Because most of the people on Social Security would be better off if they could just keep that money and invest it themselves.

And technically, SS money used “for other purposes” tends to result in lower income taxes to offset - spending the SS surplus is actually how Bush managed to get the first tax cut through.

So you approve of this manner of voodoo accounting? Because I sure as hell don’t.

And if “SS income doesn’t cover SS outlays” = bankruptcy, then the income tax system has been “bankrupt” since the 1930s. We ran an income tax surplus in exactly one year (1998, I think); the rest of the
“surplus” years were because we took excess SS taxes and rolled them over into making up for income tax deficits.

Yeah. So won’t it be great when SS can’t even cover its own costs? Where will the money come from then?

I didn’t ask what we should remove; I asked what possibly is unpopular enough to get rid of. No one’s suggested anything.

And I said that cutting budgetary items does not require the popular support of the general public, which is apparently where you drew the conclusion that I think our system of government is broken. Politicians do unpopular things all the time. If those things turn out to be good in the long run (or at least not bad), then they generally don’t have much trouble getting re-elected. In fact, many politicians have no trouble getting re-elected even if their choices turn out badly. So I’m not sure why popular support is a necessary prerequisite for budgetary changes.

Their investments would have to do exceedlingly poorly to match the returns that they’d get out of Social Security.

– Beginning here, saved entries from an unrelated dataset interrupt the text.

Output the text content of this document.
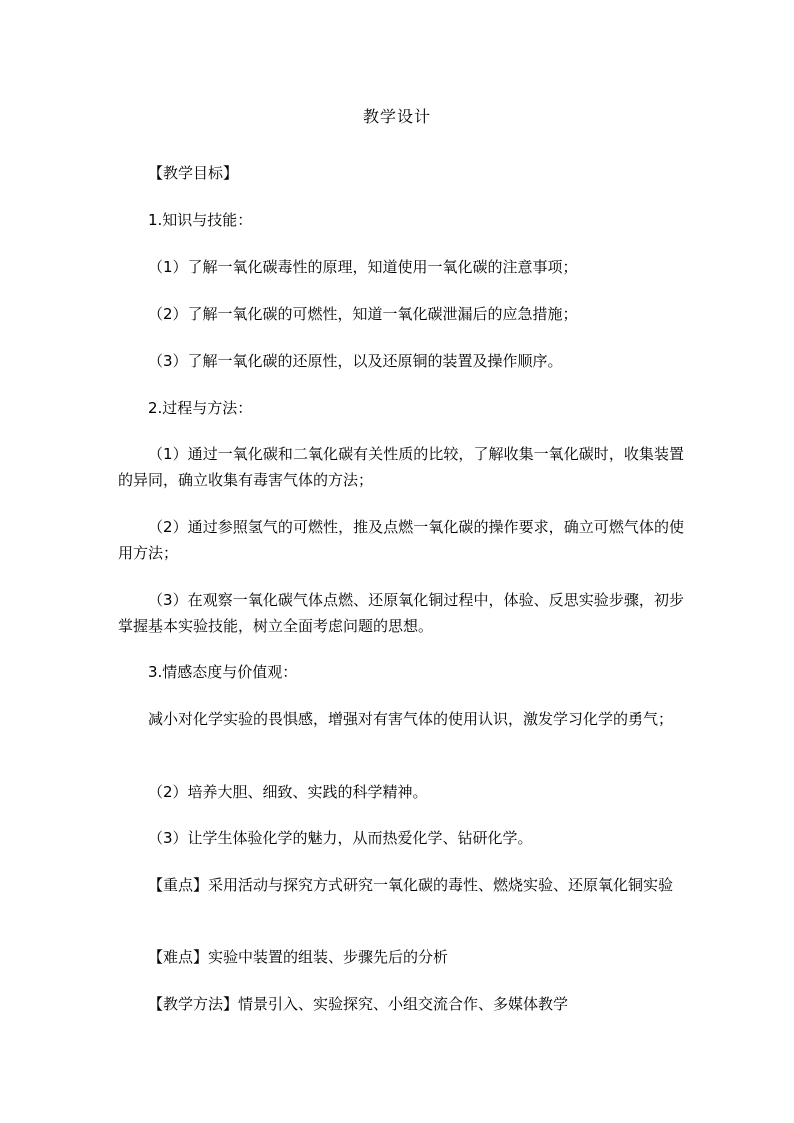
教学设计
【教学目标】
1.知识与技能：
（1）了解一氧化碳毒性的原理，知道使用一氧化碳的注意事项；
（2）了解一氧化碳的可燃性，知道一氧化碳泄漏后的应急措施；
（3）了解一氧化碳的还原性，以及还原铜的装置及操作顺序。
2.过程与方法：
（1）通过一氧化碳和二氧化碳有关性质的比较，了解收集一氧化碳时，收集装置的异同，确立收集有毒害气体的方法；
（2）通过参照氢气的可燃性，推及点燃一氧化碳的操作要求，确立可燃气体的使用方法；
（3）在观察一氧化碳气体点燃、还原氧化铜过程中，体验、反思实验步骤，初步掌握基本实验技能，树立全面考虑问题的思想。
3.情感态度与价值观：
减小对化学实验的畏惧感，增强对有害气体的使用认识，激发学习化学的勇气；
（2）培养大胆、细致、实践的科学精神。
（3）让学生体验化学的魅力，从而热爱化学、钻研化学。
【重点】采用活动与探究方式研究一氧化碳的毒性、燃烧实验、还原氧化铜实验
【难点】实验中装置的组装、步骤先后的分析
【教学方法】情景引入、实验探究、小组交流合作、多媒体教学
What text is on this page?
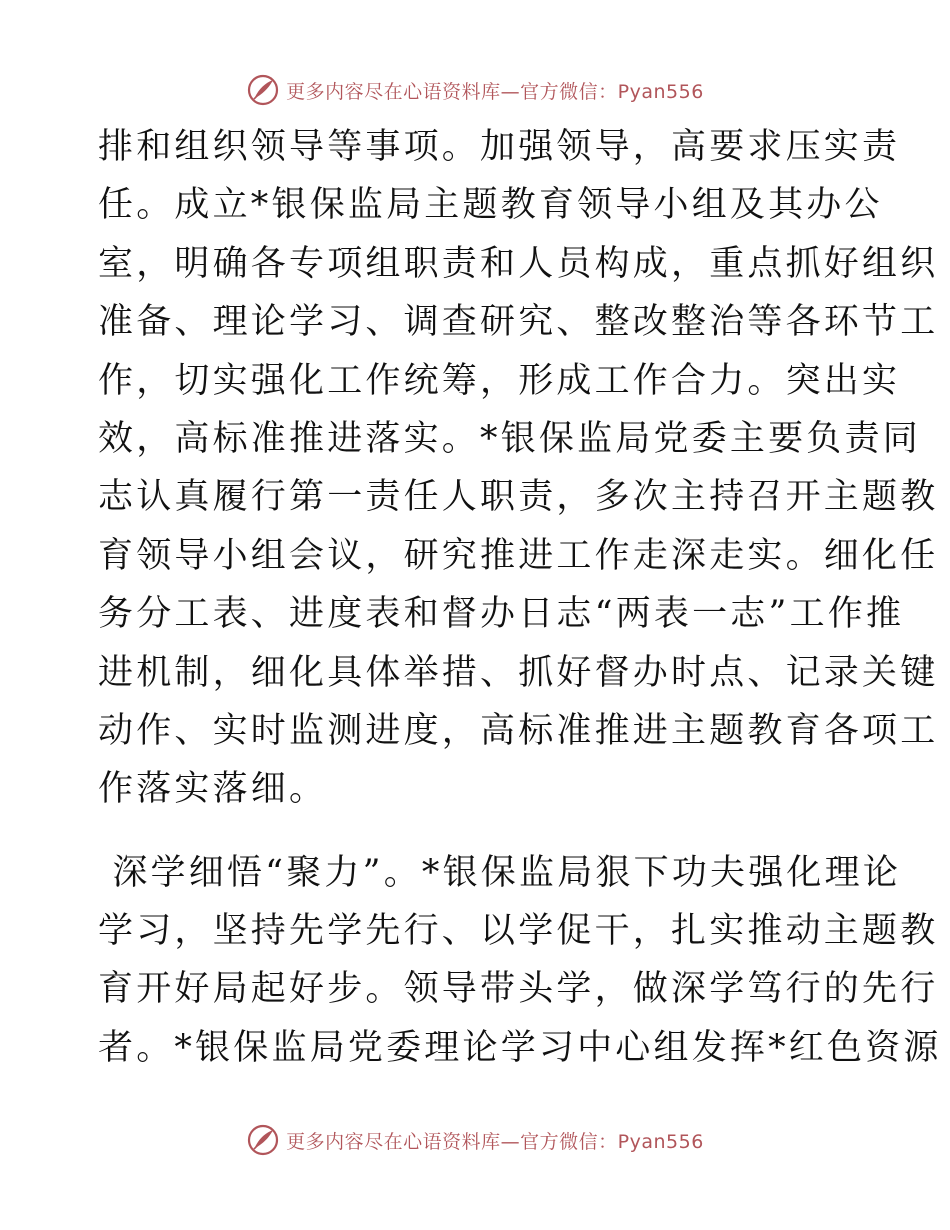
更多内容尽在心语资料库—官方微信：Pyan556
排和组织领导等事项。加强领导，高要求压实责
任。成立*银保监局主题教育领导小组及其办公
室，明确各专项组职责和人员构成，重点抓好组织
准备、理论学习、调查研究、整改整治等各环节工
作，切实强化工作统筹，形成工作合力。突出实
效，高标准推进落实。*银保监局党委主要负责同
志认真履行第一责任人职责，多次主持召开主题教
育领导小组会议，研究推进工作走深走实。细化任
务分工表、进度表和督办日志“两表一志”工作推
进机制，细化具体举措、抓好督办时点、记录关键
动作、实时监测进度，高标准推进主题教育各项工
作落实落细。
深学细悟“聚力”。*银保监局狠下功夫强化理论
学习，坚持先学先行、以学促干，扎实推动主题教
育开好局起好步。领导带头学，做深学笃行的先行
者。*银保监局党委理论学习中心组发挥*红色资源
更多内容尽在心语资料库—官方微信：Pyan556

So I’m not sure why popular support is a necessary prerequisite for budgetary changes.

It’s not necessary, but politicians like to stay in office, so its highly unlikely they’ll up and cut a program with broad support. It’s not like all the Democrats and Republicans in Washington secretly know the program is “broken” and just won’t cut it because they’re cowards, as you imply.

Anyway, this is the chief privitization fallacy:

Because most of the people on Social Security would be better off if they could just keep that money and invest it themselves.

Right now, that money pays for the retirement of your parents. If you keep that money, who’s going to pay for your parent’s retirement? The only way you get a better “rate of return” on privitized social security is by ignoring the roughly 3 trillion dollar outstanding generational debt.

If you want to shell out the 3 trillion to switch to a fully funded system, great. But you’re not going to get a better rate of return unless you pretend that transition cost doesn’t exist.

Krugman covers this in more depth here. It’s not an obvious point, and the privitization wags at Cato and the like have thrown up a ton of disinformation related to this.

Mulligan, I’m not sure what you mean by no guarentee. What, the government is going to vaporize? As long as there’s political support for the program, its not going anywhere.

And no, the program isn’t going to make you rich, but you won’t be on the street, regardless of how your investments turn out.